Visiona 2 is nothing short of a psychedelic dreamscape. Constructed inside of a ship, the labyrinthine installation is a series of rooms decked out in prismatic hues and touchable textures. After descending down a crimson spiral staircase, visitors proceed through mirrored spaces; a womb-like cavern with undulating walls wrapped in ultramarine blue, scarlet red, and golden orange fabric; a den covered in violet shag carpet; and a room clad in spheres and bathed in color-changing light. It’s designed to astonish and excite visitors.
While this sounds a lot like the maximalist, immersive, photo-friendly installations as of late—looking at you Color Factory, Dream Machine, and Museum of Ice Cream—Visiona 2 is nearly 50 years old and it’s one of dozens of projects featured in Verner Panton, a new monograph from Phaidon.
With an interest in immersive spaces, color theory, systems, and sensory perception, the midcentury Danish designer Verner Panton created sculptural furniture that framed the body, interiors that evoked visceral reactions, and patterns that teased the eye. Panton was all about the total environment, and he anticipated Instagram bait before Instagram was a thing.
Like other radical practitioners from the post-war era, Panton was preoccupied with inventing the future, but he approached it with a pop sensibility. As the book’s co-authors Ida Engholm, an associate professor at the Royal Danish Academy of Fine Arts, and Anders Michelsen, an associate professor at the University of Copenhagen, argue, Panton worked in ways that were closer to his time and to the people who would see his work. Instead of the walking cities of Archigram or the organically shaped decentralized urbanism of Archizoom, he “created practical objects that were of use, even though he enjoyed exaggerating and pushing the boundaries recognized by ordinary people.”
Panton was interested in industrial production for the mass market. While his contemporaries were interested in craft, he embraced the machine and new modes of production. They worked with natural materials like wood; he preferred plastic, Plexiglas, foam rubber, and synthetics. His most recognizable designs are the c. 1967 S chair, the world’s first chair made entirely from molded plastic, and the Panthella lamp, a molded plastic lamp that looks like a mushroom cap.
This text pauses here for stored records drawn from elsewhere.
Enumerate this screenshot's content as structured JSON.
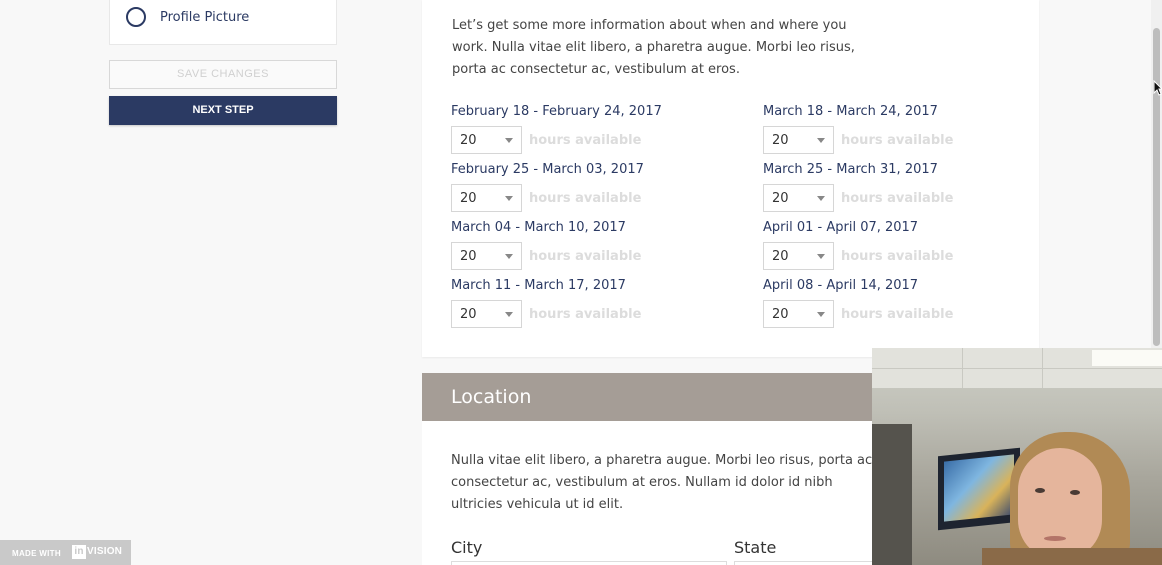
{
  "sidebar": {
    "profile_picture_label": "Profile Picture",
    "save_button": "SAVE CHANGES",
    "next_button": "NEXT STEP"
  },
  "availability": {
    "intro": "Let’s get some more information about when and where you work. Nulla vitae elit libero, a pharetra augue. Morbi leo risus, porta ac consectetur ac, vestibulum at eros.",
    "hours_suffix": "hours available",
    "weeks": [
      {
        "label": "February 18 - February 24, 2017",
        "hours": "20"
      },
      {
        "label": "February 25 - March 03, 2017",
        "hours": "20"
      },
      {
        "label": "March 04 - March 10, 2017",
        "hours": "20"
      },
      {
        "label": "March 11 - March 17, 2017",
        "hours": "20"
      },
      {
        "label": "March 18 - March 24, 2017",
        "hours": "20"
      },
      {
        "label": "March 25 - March 31, 2017",
        "hours": "20"
      },
      {
        "label": "April 01 - April 07, 2017",
        "hours": "20"
      },
      {
        "label": "April 08 - April 14, 2017",
        "hours": "20"
      }
    ]
  },
  "location": {
    "title": "Location",
    "text": "Nulla vitae elit libero, a pharetra augue. Morbi leo risus, porta ac consectetur ac, vestibulum at eros. Nullam id dolor id nibh ultricies vehicula ut id elit.",
    "city_label": "City",
    "state_label": "State"
  },
  "badge": {
    "made_with": "MADE WITH",
    "brand_mark": "in",
    "brand_rest": "VISION"
  },
  "colors": {
    "primary": "#2b3a63",
    "section_header": "#a59d96",
    "muted_text": "#dcdcdc"
  }
}
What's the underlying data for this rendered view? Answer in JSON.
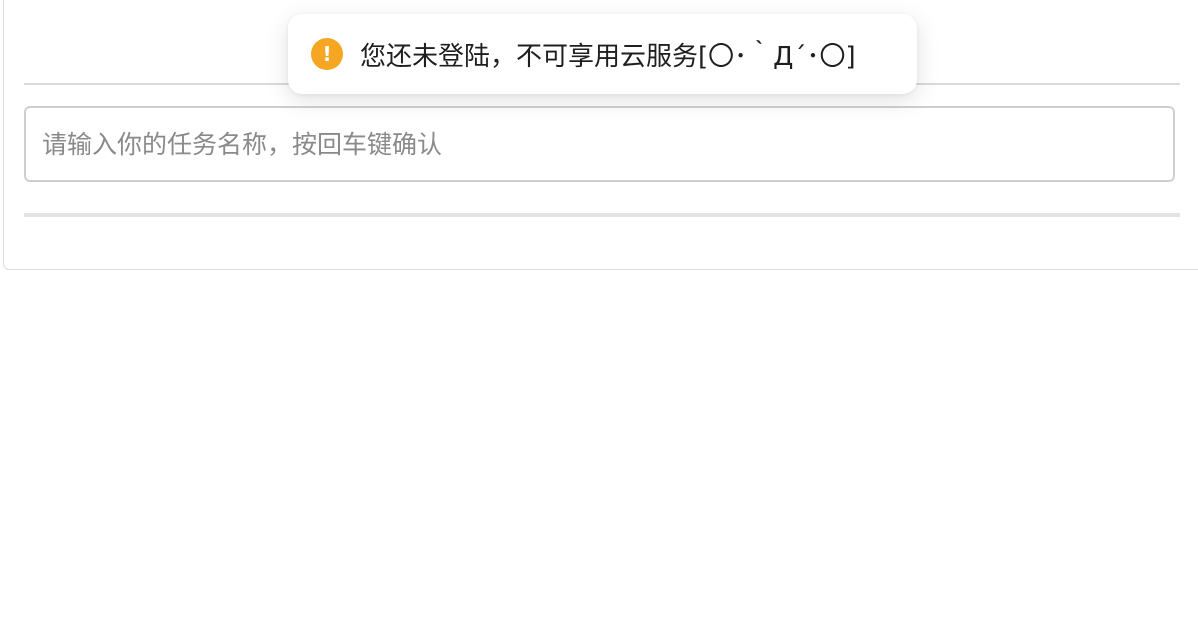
{
  "toast": {
    "icon": "warning-icon",
    "icon_glyph": "!",
    "message": "您还未登陆，不可享用云服务[〇･｀Д´･〇]",
    "accent_color": "#f5a623"
  },
  "task_input": {
    "placeholder": "请输入你的任务名称，按回车键确认",
    "value": ""
  }
}
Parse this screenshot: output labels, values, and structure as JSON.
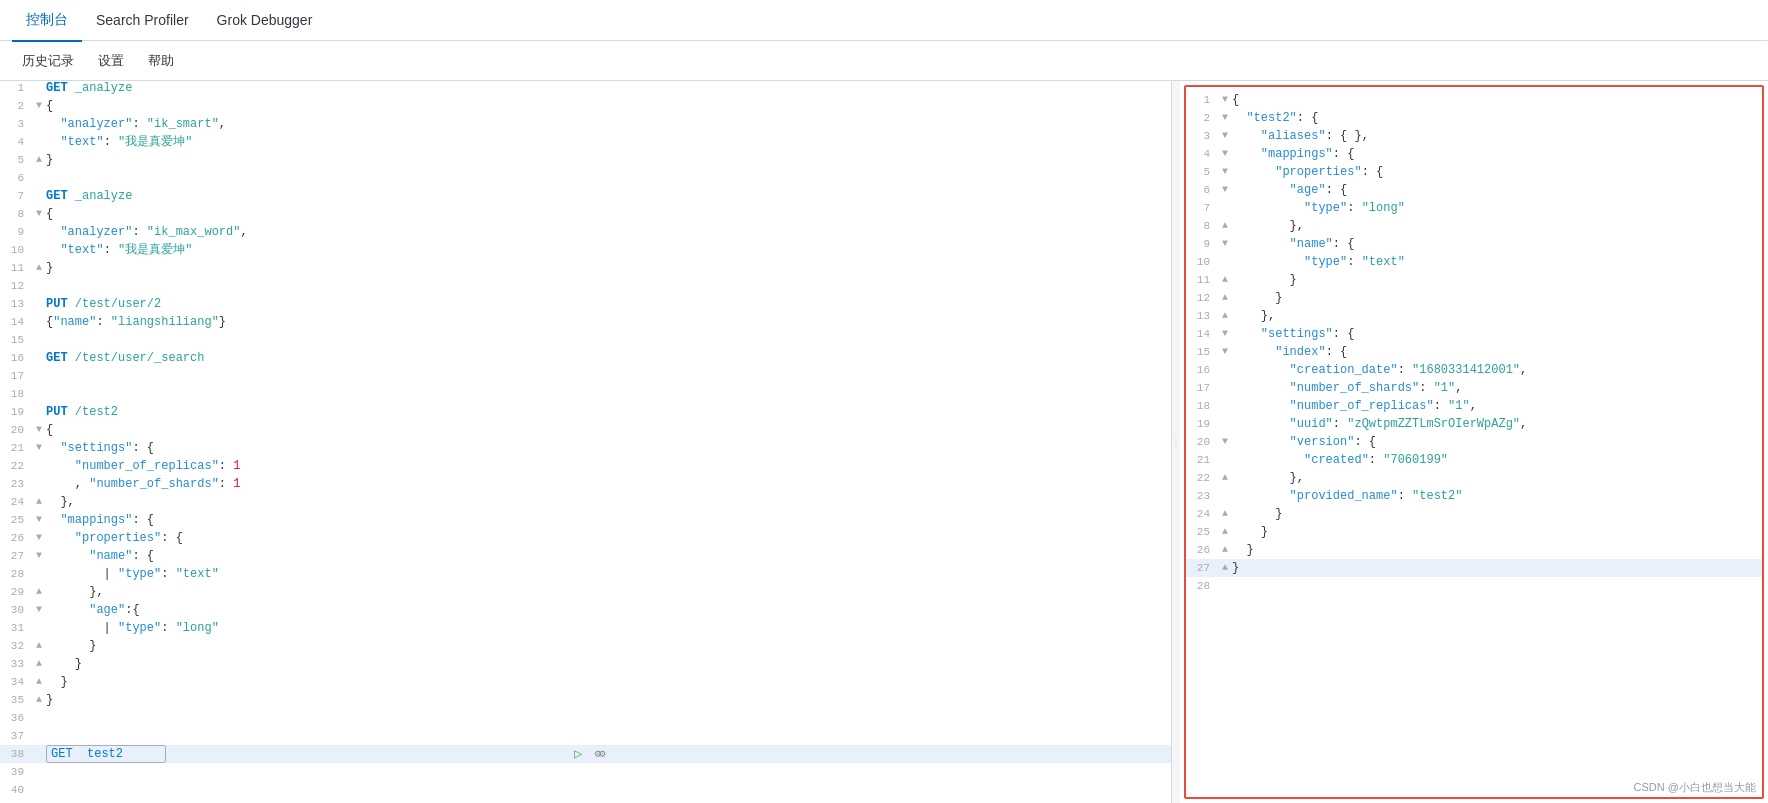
{
  "nav": {
    "tabs": [
      {
        "id": "console",
        "label": "控制台",
        "active": true
      },
      {
        "id": "search-profiler",
        "label": "Search Profiler",
        "active": false
      },
      {
        "id": "grok-debugger",
        "label": "Grok Debugger",
        "active": false
      }
    ]
  },
  "toolbar": {
    "history_label": "历史记录",
    "settings_label": "设置",
    "help_label": "帮助"
  },
  "editor": {
    "lines": [
      {
        "num": 1,
        "fold": "",
        "content": "GET _analyze",
        "classes": [
          "c-method-path"
        ]
      },
      {
        "num": 2,
        "fold": "▼",
        "content": "{",
        "classes": []
      },
      {
        "num": 3,
        "fold": "",
        "content": "  \"analyzer\": \"ik_smart\",",
        "classes": []
      },
      {
        "num": 4,
        "fold": "",
        "content": "  \"text\": \"我是真爱坤\"",
        "classes": []
      },
      {
        "num": 5,
        "fold": "▲",
        "content": "}",
        "classes": []
      },
      {
        "num": 6,
        "fold": "",
        "content": "",
        "classes": []
      },
      {
        "num": 7,
        "fold": "",
        "content": "GET _analyze",
        "classes": []
      },
      {
        "num": 8,
        "fold": "▼",
        "content": "{",
        "classes": []
      },
      {
        "num": 9,
        "fold": "",
        "content": "  \"analyzer\": \"ik_max_word\",",
        "classes": []
      },
      {
        "num": 10,
        "fold": "",
        "content": "  \"text\": \"我是真爱坤\"",
        "classes": []
      },
      {
        "num": 11,
        "fold": "▲",
        "content": "}",
        "classes": []
      },
      {
        "num": 12,
        "fold": "",
        "content": "",
        "classes": []
      },
      {
        "num": 13,
        "fold": "",
        "content": "PUT /test/user/2",
        "classes": []
      },
      {
        "num": 14,
        "fold": "",
        "content": "{\"name\":\"liangshiliang\"}",
        "classes": []
      },
      {
        "num": 15,
        "fold": "",
        "content": "",
        "classes": []
      },
      {
        "num": 16,
        "fold": "",
        "content": "GET /test/user/_search",
        "classes": []
      },
      {
        "num": 17,
        "fold": "",
        "content": "",
        "classes": []
      },
      {
        "num": 18,
        "fold": "",
        "content": "",
        "classes": []
      },
      {
        "num": 19,
        "fold": "",
        "content": "PUT /test2",
        "classes": []
      },
      {
        "num": 20,
        "fold": "▼",
        "content": "{",
        "classes": []
      },
      {
        "num": 21,
        "fold": "▼",
        "content": "  \"settings\": {",
        "classes": []
      },
      {
        "num": 22,
        "fold": "",
        "content": "    \"number_of_replicas\": 1",
        "classes": []
      },
      {
        "num": 23,
        "fold": "",
        "content": "    , \"number_of_shards\": 1",
        "classes": []
      },
      {
        "num": 24,
        "fold": "▲",
        "content": "  },",
        "classes": []
      },
      {
        "num": 25,
        "fold": "▼",
        "content": "  \"mappings\": {",
        "classes": []
      },
      {
        "num": 26,
        "fold": "▼",
        "content": "    \"properties\": {",
        "classes": []
      },
      {
        "num": 27,
        "fold": "▼",
        "content": "      \"name\": {",
        "classes": []
      },
      {
        "num": 28,
        "fold": "",
        "content": "        | \"type\": \"text\"",
        "classes": []
      },
      {
        "num": 29,
        "fold": "▲",
        "content": "      },",
        "classes": []
      },
      {
        "num": 30,
        "fold": "▼",
        "content": "      \"age\":{",
        "classes": []
      },
      {
        "num": 31,
        "fold": "",
        "content": "        | \"type\": \"long\"",
        "classes": []
      },
      {
        "num": 32,
        "fold": "▲",
        "content": "      }",
        "classes": []
      },
      {
        "num": 33,
        "fold": "▲",
        "content": "    }",
        "classes": []
      },
      {
        "num": 34,
        "fold": "▲",
        "content": "  }",
        "classes": []
      },
      {
        "num": 35,
        "fold": "▲",
        "content": "}",
        "classes": []
      },
      {
        "num": 36,
        "fold": "",
        "content": "",
        "classes": []
      },
      {
        "num": 37,
        "fold": "",
        "content": "",
        "classes": []
      },
      {
        "num": 38,
        "fold": "",
        "content": "GET  test2",
        "classes": [
          "active-line"
        ],
        "is_input": true
      },
      {
        "num": 39,
        "fold": "",
        "content": "",
        "classes": []
      },
      {
        "num": 40,
        "fold": "",
        "content": "",
        "classes": []
      }
    ]
  },
  "result": {
    "lines": [
      {
        "num": 1,
        "fold": "▼",
        "content": "{"
      },
      {
        "num": 2,
        "fold": "▼",
        "content": "  \"test2\" : {"
      },
      {
        "num": 3,
        "fold": "▼",
        "content": "    \"aliases\" : { },"
      },
      {
        "num": 4,
        "fold": "▼",
        "content": "    \"mappings\" : {"
      },
      {
        "num": 5,
        "fold": "▼",
        "content": "      \"properties\" : {"
      },
      {
        "num": 6,
        "fold": "▼",
        "content": "        \"age\" : {"
      },
      {
        "num": 7,
        "fold": "",
        "content": "          \"type\" : \"long\""
      },
      {
        "num": 8,
        "fold": "▲",
        "content": "        },"
      },
      {
        "num": 9,
        "fold": "▼",
        "content": "        \"name\" : {"
      },
      {
        "num": 10,
        "fold": "",
        "content": "          \"type\" : \"text\""
      },
      {
        "num": 11,
        "fold": "▲",
        "content": "        }"
      },
      {
        "num": 12,
        "fold": "▲",
        "content": "      }"
      },
      {
        "num": 13,
        "fold": "▲",
        "content": "    },"
      },
      {
        "num": 14,
        "fold": "▼",
        "content": "    \"settings\" : {"
      },
      {
        "num": 15,
        "fold": "▼",
        "content": "      \"index\" : {"
      },
      {
        "num": 16,
        "fold": "",
        "content": "        \"creation_date\" : \"1680331412001\","
      },
      {
        "num": 17,
        "fold": "",
        "content": "        \"number_of_shards\" : \"1\","
      },
      {
        "num": 18,
        "fold": "",
        "content": "        \"number_of_replicas\" : \"1\","
      },
      {
        "num": 19,
        "fold": "",
        "content": "        \"uuid\" : \"zQwtpmZZTLmSrOIerWpAZg\","
      },
      {
        "num": 20,
        "fold": "▼",
        "content": "        \"version\" : {"
      },
      {
        "num": 21,
        "fold": "",
        "content": "          \"created\" : \"7060199\""
      },
      {
        "num": 22,
        "fold": "▲",
        "content": "        },"
      },
      {
        "num": 23,
        "fold": "",
        "content": "        \"provided_name\" : \"test2\""
      },
      {
        "num": 24,
        "fold": "▲",
        "content": "      }"
      },
      {
        "num": 25,
        "fold": "▲",
        "content": "    }"
      },
      {
        "num": 26,
        "fold": "▲",
        "content": "  }"
      },
      {
        "num": 27,
        "fold": "▲",
        "content": "}"
      },
      {
        "num": 28,
        "fold": "",
        "content": ""
      }
    ]
  },
  "watermark": "CSDN @小白也想当大能"
}
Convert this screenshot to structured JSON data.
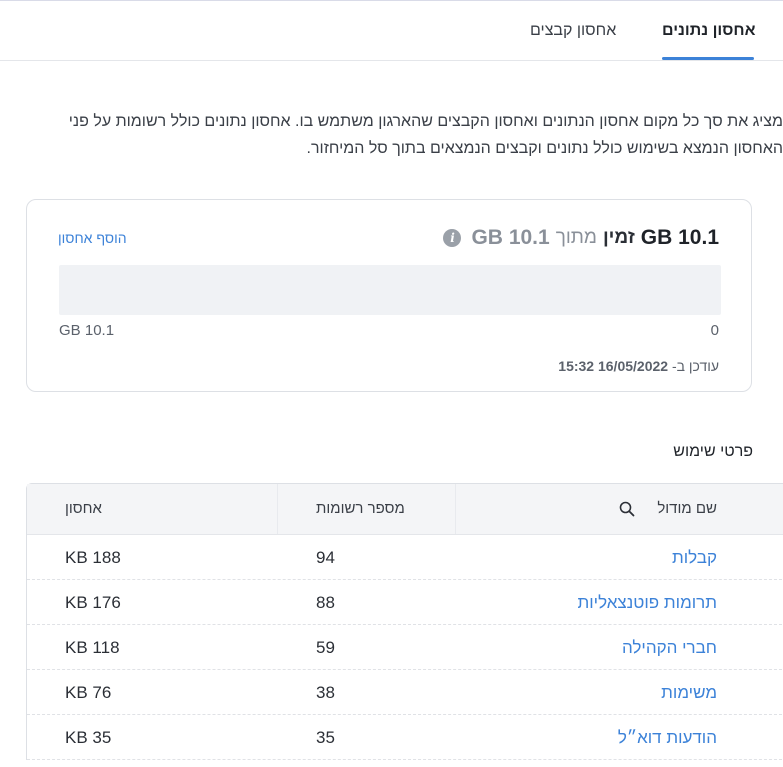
{
  "tabs": [
    {
      "label": "אחסון נתונים",
      "active": true
    },
    {
      "label": "אחסון קבצים",
      "active": false
    }
  ],
  "description": {
    "line1": "מציג את סך כל מקום אחסון הנתונים ואחסון הקבצים שהארגון משתמש בו. אחסון נתונים כולל רשומות על פני",
    "line2": "האחסון הנמצא בשימוש כולל נתונים וקבצים הנמצאים בתוך סל המיחזור."
  },
  "usage_card": {
    "used": "10.1 GB",
    "available_word": "זמין",
    "of_word": "מתוך",
    "total": "10.1 GB",
    "info_icon": "info-icon",
    "add_storage_link": "הוסף אחסון",
    "bar_fill_fraction": 0,
    "bar_min_label": "0",
    "bar_max_label": "10.1 GB",
    "updated_label": "עודכן ב-",
    "updated_value": "16/05/2022 15:32"
  },
  "usage_details": {
    "title": "פרטי שימוש",
    "columns": {
      "module": "שם מודול",
      "records": "מספר רשומות",
      "storage": "אחסון"
    },
    "search_icon": "search-icon",
    "rows": [
      {
        "module": "קבלות",
        "records": "94",
        "storage": "188 KB"
      },
      {
        "module": "תרומות פוטנצאליות",
        "records": "88",
        "storage": "176 KB"
      },
      {
        "module": "חברי הקהילה",
        "records": "59",
        "storage": "118 KB"
      },
      {
        "module": "משימות",
        "records": "38",
        "storage": "76 KB"
      },
      {
        "module": "הודעות דוא״ל",
        "records": "35",
        "storage": "35 KB"
      }
    ]
  },
  "colors": {
    "accent": "#3c82d8",
    "bar_track": "#f0f2f5",
    "muted_text": "#8a9099"
  }
}
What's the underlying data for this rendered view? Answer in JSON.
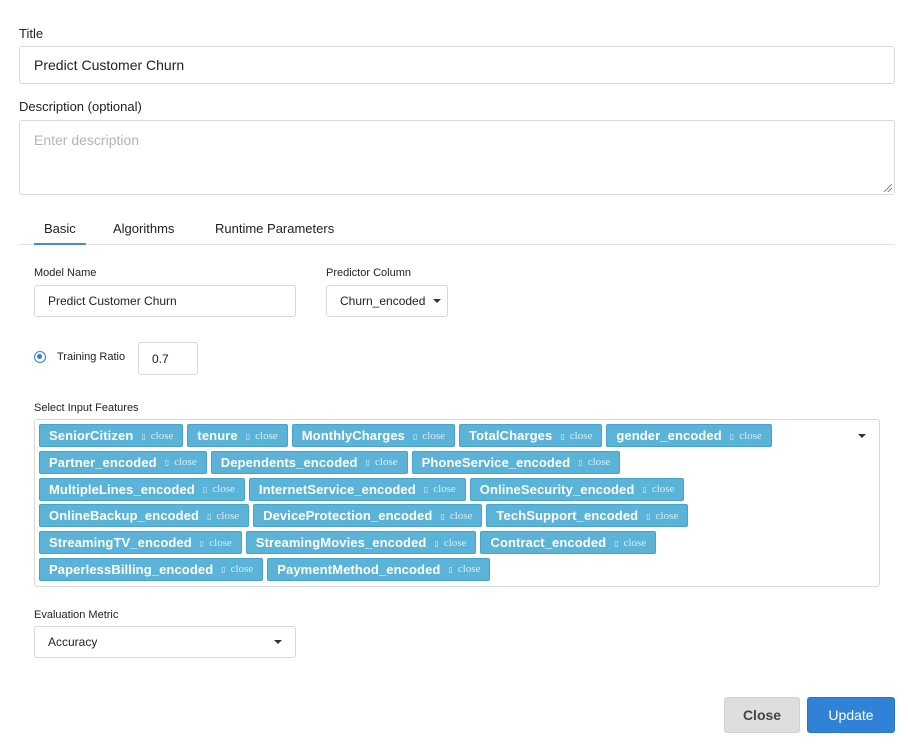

But Panton’s one-off designs weren’t nearly as exciting as his interiors, which could be understood as “new systematic options for experiencing life,” Engholm and Michelson write. Panton got his start working for furniture designer Arne Jacobsen and his first major commission came from his father, who owned an inn and tasked him with revamping its restaurant in 1958. Panton was in charge of designing furniture, lighting, textiles, and even the staff’s uniforms. He used five shades of red inside, which earned the space the nickname the “Red Ruby.” After the renovation, the restaurant’s business grew.
As time progressed, Panton’s interiors became more lively and raucous. He worked with psychologists to understand how color affected moods and perception and, like other artists of the time, was deeply interested in psychoanalysis. He wanted his environments—wholly manmade and artificial—to impact people deeply through a total work of art. This wasn’t a new concept—designers have attempted to create total works of art since the late 1800s—but he amped it up exponentially, like in the Visiona installations, which were really showcases for a German textile company.
His immersive spaces were like sculptures you walk into. Nothing inside feels “rational” or “functional,” two of the guiding mantras for modernists. Furniture was designed to put you in a certain mood, like reclining leisurely or sprawling out. A ceiling could be composed entirely of lamps and the colors were rich and saturated, like the offices Panton designed for Der Spiegel, a German newspaper, in 1969.
Panton was the ultimate designer of atmospheres that you wanted to be in, like Restaurant Varna, completed in 1971 in Aarhus. A food critic at the time celebrated the space’s “architectural theater” and suggested people visit even if they weren’t going to order any food. This sentiment feels eerily similar to how many of the photogenic spaces of today are consumed. An Instagrammable bathroom is reason enough to try a new restaurant, which is why the same images of the accent wall or the picture-perfect vignettes or the immersive installations keep recirculating. Panton figured this out decades ago.
As Engholm and Michelson write in their book: “[Panton’s universe] has now been absorbed by the processes of globalization, which in this context simply means that a growing number of people seek almost the same thing that appealed to Panton back in the 1960s and 1970s: an essentially exciting and challenging life, but also a socially mobile life; a comfortable life as embodied by Panton’s first chair, the Bachelor chair—simple, light, elegant, and eminently portable.”